After I understood that it was done just to disrupt the kicker's concentration (I'm not a football expert,) I decided I could have a statistical look at the issue (as stats is something I know better.)

The data

I found the following sources for play-by-play NFL data, both going back to 2002:
  • http://www.advancednflstats.com/2010/04/play-by-play-data.html
  • http://www.armchairanalysis.com/nfl-play-by-play-data.php

but neither had explicit information on when timeouts were called.
However, the play-by-play at the latter link is somewhat parsed and more ready to use, so I went with that.

Preparation

In order to identify when a timeout was called by the defensive team before a field goal, I looked at the remaining timeouts on the field goal plays and the remaining timeouts on plays immediately preceding them. When there was a difference, I classified the action as an "icing the kicker". Note that in some instances, the difference in timeouts left might have been due to a lost challenge on the previous play.
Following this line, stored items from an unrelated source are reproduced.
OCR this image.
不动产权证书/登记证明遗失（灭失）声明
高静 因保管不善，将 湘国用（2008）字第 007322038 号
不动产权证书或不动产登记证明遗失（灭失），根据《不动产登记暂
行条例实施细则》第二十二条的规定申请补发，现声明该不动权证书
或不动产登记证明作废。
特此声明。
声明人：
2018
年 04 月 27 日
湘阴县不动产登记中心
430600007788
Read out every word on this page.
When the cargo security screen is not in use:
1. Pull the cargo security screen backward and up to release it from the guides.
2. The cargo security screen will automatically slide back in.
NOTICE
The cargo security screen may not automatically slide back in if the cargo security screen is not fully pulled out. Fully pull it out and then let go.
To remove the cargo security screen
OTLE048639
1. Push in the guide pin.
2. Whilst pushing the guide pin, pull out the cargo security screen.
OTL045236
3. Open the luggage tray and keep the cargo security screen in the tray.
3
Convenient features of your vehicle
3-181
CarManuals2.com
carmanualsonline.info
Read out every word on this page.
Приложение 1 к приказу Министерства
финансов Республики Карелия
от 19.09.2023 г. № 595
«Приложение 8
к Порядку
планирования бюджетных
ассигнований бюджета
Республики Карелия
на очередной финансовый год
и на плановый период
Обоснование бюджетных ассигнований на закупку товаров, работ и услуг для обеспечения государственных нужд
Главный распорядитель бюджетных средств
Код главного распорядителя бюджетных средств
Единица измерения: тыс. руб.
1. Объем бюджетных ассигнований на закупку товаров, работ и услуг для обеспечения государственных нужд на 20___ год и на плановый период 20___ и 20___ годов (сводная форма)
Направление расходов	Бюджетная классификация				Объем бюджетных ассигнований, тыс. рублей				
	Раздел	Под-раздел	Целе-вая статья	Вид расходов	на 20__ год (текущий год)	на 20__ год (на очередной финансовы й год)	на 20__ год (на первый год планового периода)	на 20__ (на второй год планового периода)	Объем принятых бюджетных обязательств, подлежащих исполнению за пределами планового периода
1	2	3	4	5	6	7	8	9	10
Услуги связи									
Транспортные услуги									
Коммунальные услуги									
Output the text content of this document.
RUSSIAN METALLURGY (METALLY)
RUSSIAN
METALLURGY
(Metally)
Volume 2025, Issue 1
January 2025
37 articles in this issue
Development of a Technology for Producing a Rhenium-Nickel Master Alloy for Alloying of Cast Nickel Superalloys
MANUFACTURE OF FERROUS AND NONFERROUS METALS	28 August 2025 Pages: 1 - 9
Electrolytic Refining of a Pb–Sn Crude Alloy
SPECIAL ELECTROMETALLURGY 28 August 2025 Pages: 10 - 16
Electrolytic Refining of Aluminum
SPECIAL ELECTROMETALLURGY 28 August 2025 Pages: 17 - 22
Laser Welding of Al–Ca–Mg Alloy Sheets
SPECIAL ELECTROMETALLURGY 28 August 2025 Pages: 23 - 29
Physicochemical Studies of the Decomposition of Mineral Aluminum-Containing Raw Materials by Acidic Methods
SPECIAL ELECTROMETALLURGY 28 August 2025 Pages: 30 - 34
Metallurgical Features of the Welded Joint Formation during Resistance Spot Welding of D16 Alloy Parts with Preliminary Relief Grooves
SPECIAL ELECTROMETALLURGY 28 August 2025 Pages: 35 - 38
I wanted to use the stadium as one of the predictors of field goal success, but the data I used had them named in many different ways (with typos included,) thus I decided to use the home-team/season combination instead of it. Note that this will lead to considering the games played at Wembley no differently from those played at home by the Dolphins, the Saints, the Buccos or the 49ers.

Variables tested

I threw the following variables into my model (for those interested a multilevel multivariable logistic regression.)
  • the identity of the kicker;
  • distance (modeled linearly: it's a lazy choice, but not completely off the charts);
  • wind speed (no direction, as I would have needed to know the orientation of the field);
  • temperature;
  • being at home (for the kicker);
  • the "icing the kicker" dummy variable.


Results

Here's what I got. 
  • A 13% success reduction every 5 added yards of distance.
  • A 3% success reduction every additional 5mph of wind.
  • Around 1% success increase every 5 degrees (F) of temperature.
  • No effect for being at home
All the above seem too make sense. Also here are the best and worst kickers according to the model.

Best:
  1. Stover, Matt
  2. Gould, Robbie
  3. Kasay, John
  4. Akers, David
  5. Graham, Shayne
Worst:
  1. Peterson, Todd
  2. Hall, John
  3. Christie, Steve
  4. Gramatica, Martin
  5. Tynes, Lawrence
An here I need the help of knowledgeable NFL fans, to know whether the two lists pass the sniff test (though, for what I know, the first name seems OK out there.)

 The "icing"

Finally, what about the "icing the kicker"?
Though the point estimate would hint to a possible effect (-3%,) the variability is a bit large (from -8% to +1%.)

For now I would dismiss it having any influence on the outcome, but some further analysis could be in order for looking at the effect on particular kickers.

But, hey, the baseball season is approaching, so maybe someone else should look at this...